The Fed’s Lost Opportunity to Return to Normal
The comments below are an edited and abridged synopsis of an article by James Rickards
Current Fed policy will push the US economy to the brink of recession, possibly by later this year. When that happens, the Fed will have to reverse course and ease monetary policy.
Meanwhile, economists recite recent GDP figures and the stimulative effects of the Trump tax cuts. But we’ve seen the happy talk about 3-4% growth before.
Strong quarters have been followed by much weaker quarters within 6 months on 6 separate occasions in the past 9 years.

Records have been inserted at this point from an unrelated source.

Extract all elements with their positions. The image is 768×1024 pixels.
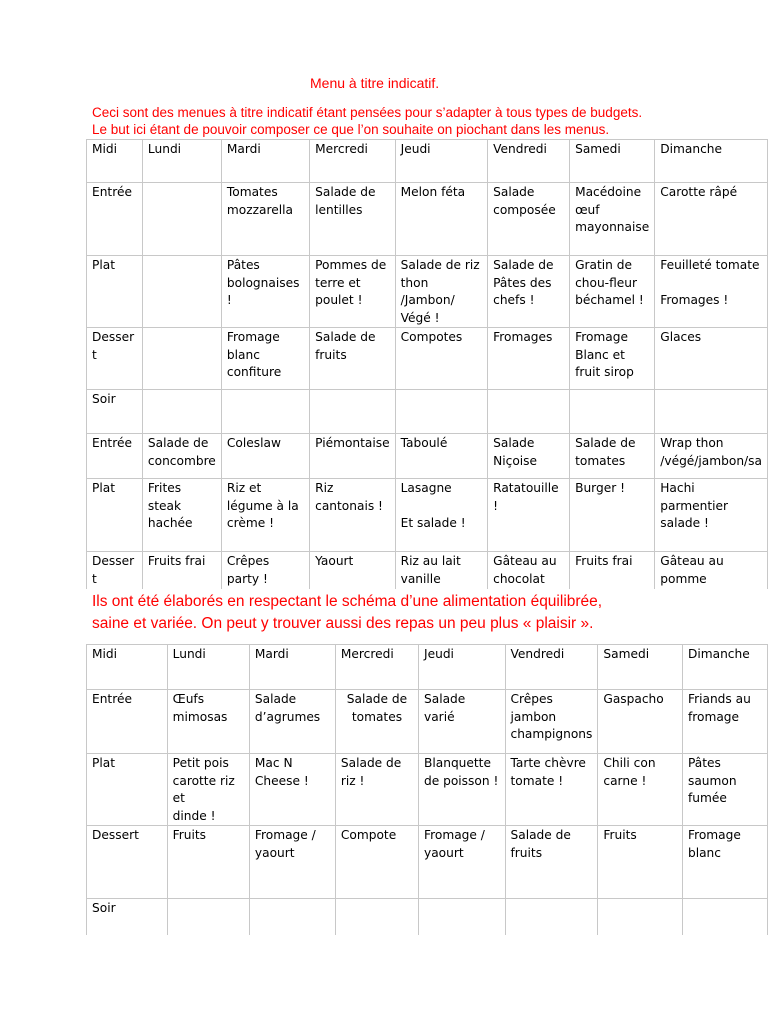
table-row xyxy=(87,390,768,434)
menu-cell xyxy=(488,390,570,434)
table-row xyxy=(87,434,768,479)
menu-cell: Taboulé xyxy=(395,434,488,479)
table-row xyxy=(87,754,768,826)
day-header-mercredi: Mercredi xyxy=(310,140,396,183)
menu-cell: Yaourt xyxy=(310,552,396,590)
menu-cell: Fruits frai xyxy=(142,552,221,590)
row-label: Entrée xyxy=(87,434,143,479)
day-header-vendredi: Vendredi xyxy=(488,140,570,183)
day-header-dimanche: Dimanche xyxy=(655,140,768,183)
row-label: Entrée xyxy=(87,690,168,754)
menu-cell: Crêpes party ! xyxy=(221,552,309,590)
menu-cell: Salade de tomates xyxy=(335,690,418,754)
menu-cell: Salade d’agrumes xyxy=(249,690,335,754)
row-label: Plat xyxy=(87,479,143,552)
day-header-samedi: Samedi xyxy=(598,645,683,690)
menu-cell: Fromage / yaourt xyxy=(419,826,506,899)
menu-cell: Fromage / yaourt xyxy=(249,826,335,899)
table-row xyxy=(87,183,768,256)
menu-cell: Melon féta xyxy=(395,183,488,256)
menu-cell xyxy=(655,390,768,434)
menu-cell: Chili con carne ! xyxy=(598,754,683,826)
menu-cell: Pâtes bolognaises ! xyxy=(221,256,309,328)
table-row xyxy=(87,645,768,690)
menu-cell: Glaces xyxy=(655,328,768,390)
row-label: Soir xyxy=(87,899,168,936)
day-header-mardi: Mardi xyxy=(221,140,309,183)
menu-cell xyxy=(167,899,249,936)
menu-cell: Salade de tomates xyxy=(570,434,655,479)
menu-cell: Macédoine œuf mayonnaise xyxy=(570,183,655,256)
menu-cell: Salade de riz thon /Jambon/ Végé ! xyxy=(395,256,488,328)
menu-cell: Fruits frai xyxy=(570,552,655,590)
table-row xyxy=(87,899,768,936)
menu-cell: Feuilleté tomate Fromages ! xyxy=(655,256,768,328)
menu-cell: Tarte chèvre tomate ! xyxy=(505,754,598,826)
menu-cell: Fromage Blanc et fruit sirop xyxy=(570,328,655,390)
mid-line-1: Ils ont été élaborés en respectant le schéma d’une alimentation équilibrée, xyxy=(92,593,603,610)
menu-cell: Fromage blanc xyxy=(682,826,767,899)
menu-cell: Coleslaw xyxy=(221,434,309,479)
menu-cell: Salade de fruits xyxy=(505,826,598,899)
row-label: Desser t xyxy=(87,328,143,390)
menu-cell xyxy=(395,390,488,434)
menu-cell: Ratatouille ! xyxy=(488,479,570,552)
menu-cell: Salade de riz ! xyxy=(335,754,418,826)
row-label: Dessert xyxy=(87,826,168,899)
menu-cell: Friands au fromage xyxy=(682,690,767,754)
menu-cell: Pâtes saumon fumée xyxy=(682,754,767,826)
table-row xyxy=(87,826,768,899)
menu-cell: Fruits xyxy=(598,826,683,899)
menu-cell: Mac N Cheese ! xyxy=(249,754,335,826)
menu-table-1 xyxy=(86,139,768,589)
menu-cell: Fromages xyxy=(488,328,570,390)
intro-text xyxy=(92,104,642,138)
row-label: Plat xyxy=(87,256,143,328)
menu-cell: Carotte râpé xyxy=(655,183,768,256)
menu-cell: Tomates mozzarella xyxy=(221,183,309,256)
table-row xyxy=(87,256,768,328)
menu-cell: Hachi parmentier salade ! xyxy=(655,479,768,552)
menu-cell: Gâteau au pomme xyxy=(655,552,768,590)
menu-cell: Salade composée xyxy=(488,183,570,256)
day-header-mercredi: Mercredi xyxy=(335,645,418,690)
menu-cell: Fromage blanc confiture xyxy=(221,328,309,390)
menu-cell: Œufs mimosas xyxy=(167,690,249,754)
menu-cell xyxy=(419,899,506,936)
menu-cell xyxy=(598,899,683,936)
menu-cell: Gaspacho xyxy=(598,690,683,754)
row-label: Plat xyxy=(87,754,168,826)
row-label: Entrée xyxy=(87,183,143,256)
row-label: Midi xyxy=(87,645,168,690)
row-label: Midi xyxy=(87,140,143,183)
day-header-dimanche: Dimanche xyxy=(682,645,767,690)
menu-cell xyxy=(570,390,655,434)
menu-cell: Salade de fruits xyxy=(310,328,396,390)
intro-line-1: Ceci sont des menues à titre indicatif étant pensées pour s’adapter à tous types de budgets. xyxy=(92,105,643,120)
menu-cell: Salade varié xyxy=(419,690,506,754)
day-header-mardi: Mardi xyxy=(249,645,335,690)
menu-cell: Burger ! xyxy=(570,479,655,552)
day-header-samedi: Samedi xyxy=(570,140,655,183)
balanced-diet-text xyxy=(92,591,602,635)
menu-cell: Compotes xyxy=(395,328,488,390)
menu-cell: Riz et légume à la crème ! xyxy=(221,479,309,552)
table-row xyxy=(87,479,768,552)
menu-cell: Lasagne Et salade ! xyxy=(395,479,488,552)
menu-cell: Petit pois carotte riz et dinde ! xyxy=(167,754,249,826)
menu-cell: Compote xyxy=(335,826,418,899)
menu-cell: Gâteau au chocolat xyxy=(488,552,570,590)
menu-cell xyxy=(505,899,598,936)
menu-table-1-container xyxy=(86,139,768,589)
day-header-lundi: Lundi xyxy=(167,645,249,690)
day-header-lundi: Lundi xyxy=(142,140,221,183)
menu-cell xyxy=(142,256,221,328)
menu-cell: Frites steak hachée xyxy=(142,479,221,552)
menu-cell xyxy=(335,899,418,936)
mid-line-2: saine et variée. On peut y trouver aussi des repas un peu plus « plaisir ». xyxy=(92,615,594,632)
menu-cell: Blanquette de poisson ! xyxy=(419,754,506,826)
menu-cell: Riz au lait vanille xyxy=(395,552,488,590)
menu-cell: Crêpes jambon champignons xyxy=(505,690,598,754)
menu-cell xyxy=(310,390,396,434)
menu-cell: Piémontaise xyxy=(310,434,396,479)
day-header-jeudi: Jeudi xyxy=(419,645,506,690)
day-header-jeudi: Jeudi xyxy=(395,140,488,183)
row-label: Soir xyxy=(87,390,143,434)
menu-cell xyxy=(142,390,221,434)
menu-cell xyxy=(142,328,221,390)
menu-cell: Salade de concombre xyxy=(142,434,221,479)
table-row xyxy=(87,690,768,754)
menu-cell xyxy=(142,183,221,256)
row-label: Desser t xyxy=(87,552,143,590)
day-header-vendredi: Vendredi xyxy=(505,645,598,690)
menu-cell xyxy=(249,899,335,936)
menu-cell xyxy=(221,390,309,434)
menu-table-2 xyxy=(86,644,768,935)
table-row xyxy=(87,140,768,183)
menu-cell: Salade Niçoise xyxy=(488,434,570,479)
menu-cell xyxy=(682,899,767,936)
menu-cell: Salade de lentilles xyxy=(310,183,396,256)
menu-cell: Riz cantonais ! xyxy=(310,479,396,552)
page-title: Menu à titre indicatif. xyxy=(310,75,440,91)
table-row xyxy=(87,328,768,390)
menu-cell: Fruits xyxy=(167,826,249,899)
menu-cell: Pommes de terre et poulet ! xyxy=(310,256,396,328)
menu-cell: Gratin de chou-fleur béchamel ! xyxy=(570,256,655,328)
table-row xyxy=(87,552,768,590)
menu-table-2-container xyxy=(86,644,768,935)
menu-cell: Salade de Pâtes des chefs ! xyxy=(488,256,570,328)
menu-cell: Wrap thon /végé/jambon/sa xyxy=(655,434,768,479)
intro-line-2: Le but ici étant de pouvoir composer ce que l’on souhaite on piochant dans les menus. xyxy=(92,122,610,137)
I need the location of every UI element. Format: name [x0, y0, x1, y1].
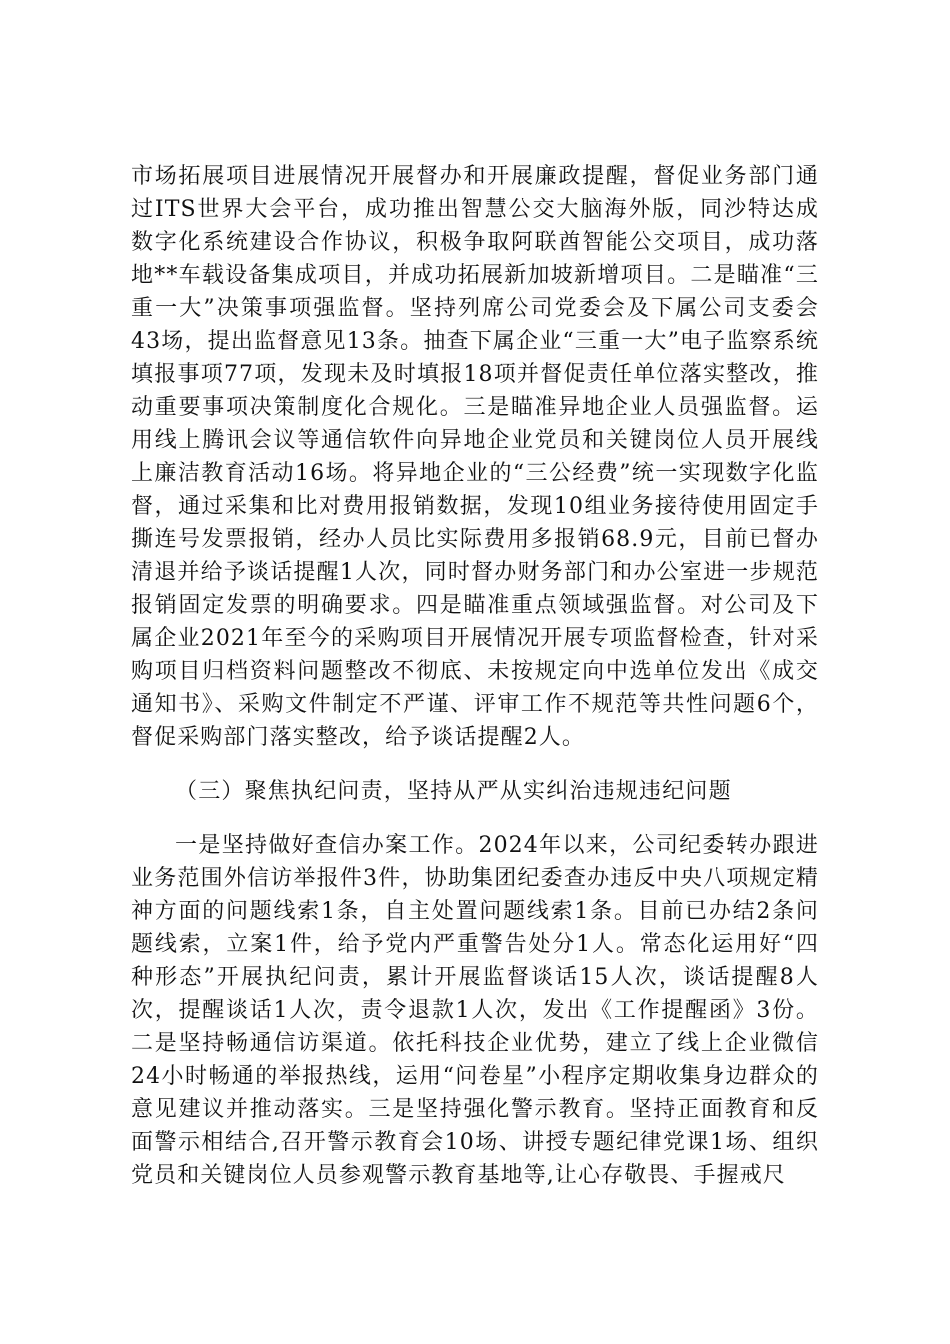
document-body	[131, 160, 819, 1192]
section-heading: （三）聚焦执纪问责，坚持从严从实纠治违规违纪问题	[175, 779, 732, 804]
body-paragraph-continued: 市场拓展项目进展情况开展督办和开展廉政提醒，督促业务部门通过ITS世界大会平台，成功推出智慧公交大脑海外版，同沙特达成数字化系统建设合作协议，积极争取阿联酋智能公交项目，成功落地**车载设备集成项目，并成功拓展新加坡新增项目。二是瞄准“三重一大”决策事项强监督。坚持列席公司党委会及下属公司支委会43场，提出监督意见13条。抽查下属企业“三重一大”电子监察系统填报事项77项，发现未及时填报18项并督促责任单位落实整改，推动重要事项决策制度化合规化。三是瞄准异地企业人员强监督。运用线上腾讯会议等通信软件向异地企业党员和关键岗位人员开展线上廉洁教育活动16场。将异地企业的“三公经费”统一实现数字化监督，通过采集和比对费用报销数据，发现10组业务接待使用固定手撕连号发票报销，经办人员比实际费用多报销68.9元，目前已督办清退并给予谈话提醒1人次，同时督办财务部门和办公室进一步规范报销固定发票的明确要求。四是瞄准重点领域强监督。对公司及下属企业2021年至今的采购项目开展情况开展专项监督检查，针对采购项目归档资料问题整改不彻底、未按规定向中选单位发出《成交通知书》、采购文件制定不严谨、评审工作不规范等共性问题6个，督促采购部门落实整改，给予谈话提醒2人。	[131, 164, 819, 750]
paragraph-spacing	[131, 808, 819, 829]
paragraph-spacing	[131, 754, 819, 775]
body-paragraph: 一是坚持做好查信办案工作。2024年以来，公司纪委转办跟进业务范围外信访举报件3件，协助集团纪委查办违反中央八项规定精神方面的问题线索1条，自主处置问题线索1条。目前已办结2条问题线索，立案1件，给予党内严重警告处分1人。常态化运用好“四种形态”开展执纪问责，累计开展监督谈话15人次，谈话提醒8人次，提醒谈话1人次，责令退款1人次，发出《工作提醒函》3份。二是坚持畅通信访渠道。依托科技企业优势，建立了线上企业微信24小时畅通的举报热线，运用“问卷星”小程序定期收集身边群众的意见建议并推动落实。三是坚持强化警示教育。坚持正面教育和反面警示相结合,召开警示教育会10场、讲授专题纪律党课1场、组织党员和关键岗位人员参观警示教育基地等,让心存敬畏、手握戒尺	[131, 833, 819, 1188]
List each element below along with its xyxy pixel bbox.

There’s no reason to believe this time will be any different.
This expansion has been extraordinarily long (over 30% longer than average) indicating that a recession should be expected sooner rather than later.
Enter the Federal Reserve, which is tightening monetary policy, reducing the base money supply and supporting a strong dollar. All of these policies are associated with slower growth ahead and a high probability of recession.
But now we’re in a new reality, the result of 9 years of unconventional monetary policy. This has never happened before, and that is key.
The Fed should have raised rates in 2009, 2010 and 2011. Economic growth wasn’t strong, but it was in the early stage of a growth cycle. If rates had been raised, it wouldn’t have been the end of the world.
We’d just had a crash. But by the end of 2009, the panic was basically over. There was no liquidity crisis. There was plenty of money in the system. There was no shortage of money and interest rates were zero. They could have tried an initial 25-point rise but didn’t.
Now we’re at a very delicate point, because the Fed missed the opportunity to raise rates years ago. They’re trying to play catch-up.
Economic research shows that in a recession, they have to cut interest rates 300 basis points or more (3%) to lift the economy out of recession
But if a recession arrives in a few months, how is the Fed going to cut rates 3% if they’re only around 2%? They can’t.